In every practical respect, the firearms-related provisions of the “assault weapons ban” were an objective failure. But absurd restrictions on firearms weren’t the only part of that legislation that passed only to succumb to an outcome quite different than it’s anti-gun progenitors had in mind.
Along with creating the term “assault weapon,” this Clinton-era law also created the similarly arbitrary term “high-capacity magazine.”
A detachable magazine is a container that holds cartridges for a given firearm, and the number of cartridges typically varied with the size and the purpose of the weapon at hand and the size of the cartridge it fired. Small turn-of-the-century handguns typically carried magazines of just 6-7 cartridges. The standard magazine capacity of many pistols that became popular in the 1980s was 15 rounds or more. The standard capacity of military grade rifles and carbines was 20-30 rounds. As time progressed, firearm designers were finding ways to put a larger number of cartridges in the magazines of their weapons.
When legislators decided that the “assault weapons ban” should also include a restriction on the number of cartridges that any given magazine could hold, they declared that any magazine that held a greater amount of cartridges was a “high capacity” magazine. It didn’t matter to them that many of the firearms in question had as their standard capacity magazines with round counts from 13-30 rounds or more, or that some of these firearms had had such a capacity since before the congressmen and congresswomen writing the law were born.

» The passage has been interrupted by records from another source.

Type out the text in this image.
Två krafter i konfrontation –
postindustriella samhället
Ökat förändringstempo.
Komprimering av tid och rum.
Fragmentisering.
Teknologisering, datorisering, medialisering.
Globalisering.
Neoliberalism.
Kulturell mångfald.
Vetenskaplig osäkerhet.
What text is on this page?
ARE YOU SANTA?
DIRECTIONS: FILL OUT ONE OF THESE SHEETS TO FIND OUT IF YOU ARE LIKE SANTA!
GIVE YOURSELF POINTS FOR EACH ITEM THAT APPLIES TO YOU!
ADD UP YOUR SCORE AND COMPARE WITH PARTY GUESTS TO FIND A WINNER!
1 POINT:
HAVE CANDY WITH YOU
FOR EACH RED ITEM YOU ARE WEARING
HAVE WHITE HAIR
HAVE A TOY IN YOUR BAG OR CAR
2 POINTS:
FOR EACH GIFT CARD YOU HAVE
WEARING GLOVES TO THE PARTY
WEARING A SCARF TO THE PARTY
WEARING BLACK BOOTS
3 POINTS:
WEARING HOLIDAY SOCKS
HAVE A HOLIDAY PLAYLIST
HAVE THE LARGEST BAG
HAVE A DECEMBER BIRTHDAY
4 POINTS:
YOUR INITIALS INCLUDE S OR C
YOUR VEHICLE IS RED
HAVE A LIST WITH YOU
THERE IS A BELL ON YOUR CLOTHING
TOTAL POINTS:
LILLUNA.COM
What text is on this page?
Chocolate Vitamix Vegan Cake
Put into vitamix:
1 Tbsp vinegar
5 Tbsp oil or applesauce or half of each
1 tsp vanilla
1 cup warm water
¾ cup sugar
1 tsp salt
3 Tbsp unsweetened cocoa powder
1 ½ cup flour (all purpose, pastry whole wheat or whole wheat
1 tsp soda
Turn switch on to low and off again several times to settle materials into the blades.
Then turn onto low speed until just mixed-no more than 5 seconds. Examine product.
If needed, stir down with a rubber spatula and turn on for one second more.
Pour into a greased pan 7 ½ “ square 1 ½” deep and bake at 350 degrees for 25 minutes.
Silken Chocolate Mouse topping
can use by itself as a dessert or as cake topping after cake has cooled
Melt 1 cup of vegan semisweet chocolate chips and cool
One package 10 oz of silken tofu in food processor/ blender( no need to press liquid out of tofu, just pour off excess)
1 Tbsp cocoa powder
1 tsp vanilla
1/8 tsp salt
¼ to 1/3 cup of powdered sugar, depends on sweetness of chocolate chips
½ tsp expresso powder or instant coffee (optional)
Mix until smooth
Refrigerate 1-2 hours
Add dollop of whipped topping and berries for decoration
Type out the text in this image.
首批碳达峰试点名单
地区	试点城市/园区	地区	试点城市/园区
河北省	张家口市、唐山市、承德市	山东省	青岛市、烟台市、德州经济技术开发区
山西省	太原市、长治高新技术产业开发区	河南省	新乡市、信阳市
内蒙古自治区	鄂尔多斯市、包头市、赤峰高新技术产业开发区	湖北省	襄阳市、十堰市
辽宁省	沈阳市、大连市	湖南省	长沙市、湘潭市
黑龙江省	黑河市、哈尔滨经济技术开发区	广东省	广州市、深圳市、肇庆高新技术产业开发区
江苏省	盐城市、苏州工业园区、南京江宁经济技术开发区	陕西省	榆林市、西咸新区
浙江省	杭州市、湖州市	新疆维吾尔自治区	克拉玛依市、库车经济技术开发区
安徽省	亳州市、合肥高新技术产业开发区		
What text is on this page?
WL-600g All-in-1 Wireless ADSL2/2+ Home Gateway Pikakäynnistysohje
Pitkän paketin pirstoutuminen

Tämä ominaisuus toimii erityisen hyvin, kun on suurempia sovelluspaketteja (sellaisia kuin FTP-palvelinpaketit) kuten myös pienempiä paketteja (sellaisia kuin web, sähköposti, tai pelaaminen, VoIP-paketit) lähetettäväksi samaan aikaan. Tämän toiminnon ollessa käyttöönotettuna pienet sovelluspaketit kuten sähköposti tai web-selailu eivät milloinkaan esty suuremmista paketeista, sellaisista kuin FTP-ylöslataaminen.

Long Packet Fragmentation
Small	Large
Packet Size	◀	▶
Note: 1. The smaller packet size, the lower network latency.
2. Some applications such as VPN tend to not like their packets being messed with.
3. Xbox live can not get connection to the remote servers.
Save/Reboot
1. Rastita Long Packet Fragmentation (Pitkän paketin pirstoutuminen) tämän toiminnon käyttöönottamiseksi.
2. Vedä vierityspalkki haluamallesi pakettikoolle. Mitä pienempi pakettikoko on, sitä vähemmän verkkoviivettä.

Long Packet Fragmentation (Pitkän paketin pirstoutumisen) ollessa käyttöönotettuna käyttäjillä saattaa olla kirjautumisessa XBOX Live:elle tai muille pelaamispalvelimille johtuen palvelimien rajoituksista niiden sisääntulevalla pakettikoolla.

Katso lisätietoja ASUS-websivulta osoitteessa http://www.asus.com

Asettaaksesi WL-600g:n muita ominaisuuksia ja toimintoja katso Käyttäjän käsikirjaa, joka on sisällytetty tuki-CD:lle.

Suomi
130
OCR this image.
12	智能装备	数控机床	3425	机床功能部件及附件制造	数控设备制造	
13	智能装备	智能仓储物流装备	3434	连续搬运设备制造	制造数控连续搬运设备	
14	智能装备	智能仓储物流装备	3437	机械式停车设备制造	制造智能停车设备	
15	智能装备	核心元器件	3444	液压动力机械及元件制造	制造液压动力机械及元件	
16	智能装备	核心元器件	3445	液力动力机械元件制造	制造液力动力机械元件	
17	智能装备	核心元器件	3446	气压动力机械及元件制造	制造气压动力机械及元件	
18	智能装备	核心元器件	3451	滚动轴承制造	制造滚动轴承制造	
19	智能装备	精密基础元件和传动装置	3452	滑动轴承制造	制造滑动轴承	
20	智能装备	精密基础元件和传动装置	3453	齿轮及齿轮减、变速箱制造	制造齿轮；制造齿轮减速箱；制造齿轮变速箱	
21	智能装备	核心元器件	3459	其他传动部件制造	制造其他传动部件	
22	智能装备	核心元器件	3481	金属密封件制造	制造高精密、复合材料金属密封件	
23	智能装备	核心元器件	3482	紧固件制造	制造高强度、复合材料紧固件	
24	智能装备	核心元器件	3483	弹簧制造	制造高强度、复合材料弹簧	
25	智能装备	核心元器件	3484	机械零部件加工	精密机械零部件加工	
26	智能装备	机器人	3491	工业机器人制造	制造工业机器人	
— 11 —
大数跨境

Congress arbitrarily decided that 10 rounds was “enough” for American citizens, and included provisions that once the law went into effect, any magazine manufactured after the date the law went into effect that had more than ten rounds would be illegal for anything other than law enforcement use.
Like the firearms provisions of the bill, these magazine provisions also had unintended consequences.
As it turns out, firearms magazines are both typically very robust and reliable in design, and incredibly easy to mass manufacture. Once made, they last indefinitely.
Between the time Congress started signaling that they would create a magazine capacity restriction and the implementation of the law, factories worked 24 hours a day, 7 days a week churning out millions of nothing but high-capacity magazines, which were stockpiled by manufacturers, distributors, wholesalers, and retailers in massive warehouses.
As a result, “high capacity magazines” for most common firearms were freely available throughout the life of the ban. As e-commerce came into early maturity during this time period, many high-capacity magazines were more available than they had been before the ban was signed into law.
How?
Congress had neglected to make the possession or sale of high-capacity magazines illegal, and only outlawed the manufacture of new magazines.
The law had another unforeseen result. As companies looked to introduce new models of pistols, they determined that if they were going to be forced to make pistols limited to a magazine capacity of just 10 rounds, it would be advantageous for them to make these new pistols as small as possible for the concealed carry market. The Glock 26 and Kahr K9 were introduced the following year, and were among the first of a new breed of powerful, ultra-concealable handguns known as “subcompacts.” Similar designs from other companies quickly followed.
Objectively, based purely on the numbers, the assault weapons ban increased both the number of and public acceptance of semi-automatic, military-style rifles, and created a new class of powerful, concealable handguns.
Put another way, the assault weapons ban not only put more guns into the market, it encouraged the development of smaller, more powerful, semi-automatic firearms.
Why, then, would the Obama administration want to reintroduce the ban?
Rest assured, if the administration could find broad support for a reinstatement of the expired ban, it would do everything in its power to fix the mistakes of the past.
Instead of banning a list of guns by name or arbitrary cosmetic features or banning just the manufacture of magazines, they would attempt to model their ban on some of the more restrictive state bans, such as those in California, Maryland, and New York, which would no doubt result in more unintended (and sometimes unbearably cute) consequences.
Attempting to impose such a restrictive and prohibitionist law is far harder today in a nation where judicial interpretations favoring individual gun rights are ascendant. It would take a dramatic and drastic turn of events to undermine the growing gun rights movement and to generate the sort of popular support for more national gun control laws.
Such firearms would have to be used, repeatedly and with great affect, to generate massive levels of violence and the media furor needed to revive a flagging gun control movement. It would almost take a massive covert operation delivering thousands of weapons to violent felons to make this even potentially viable.
Luckily, we all know that can’t happen here.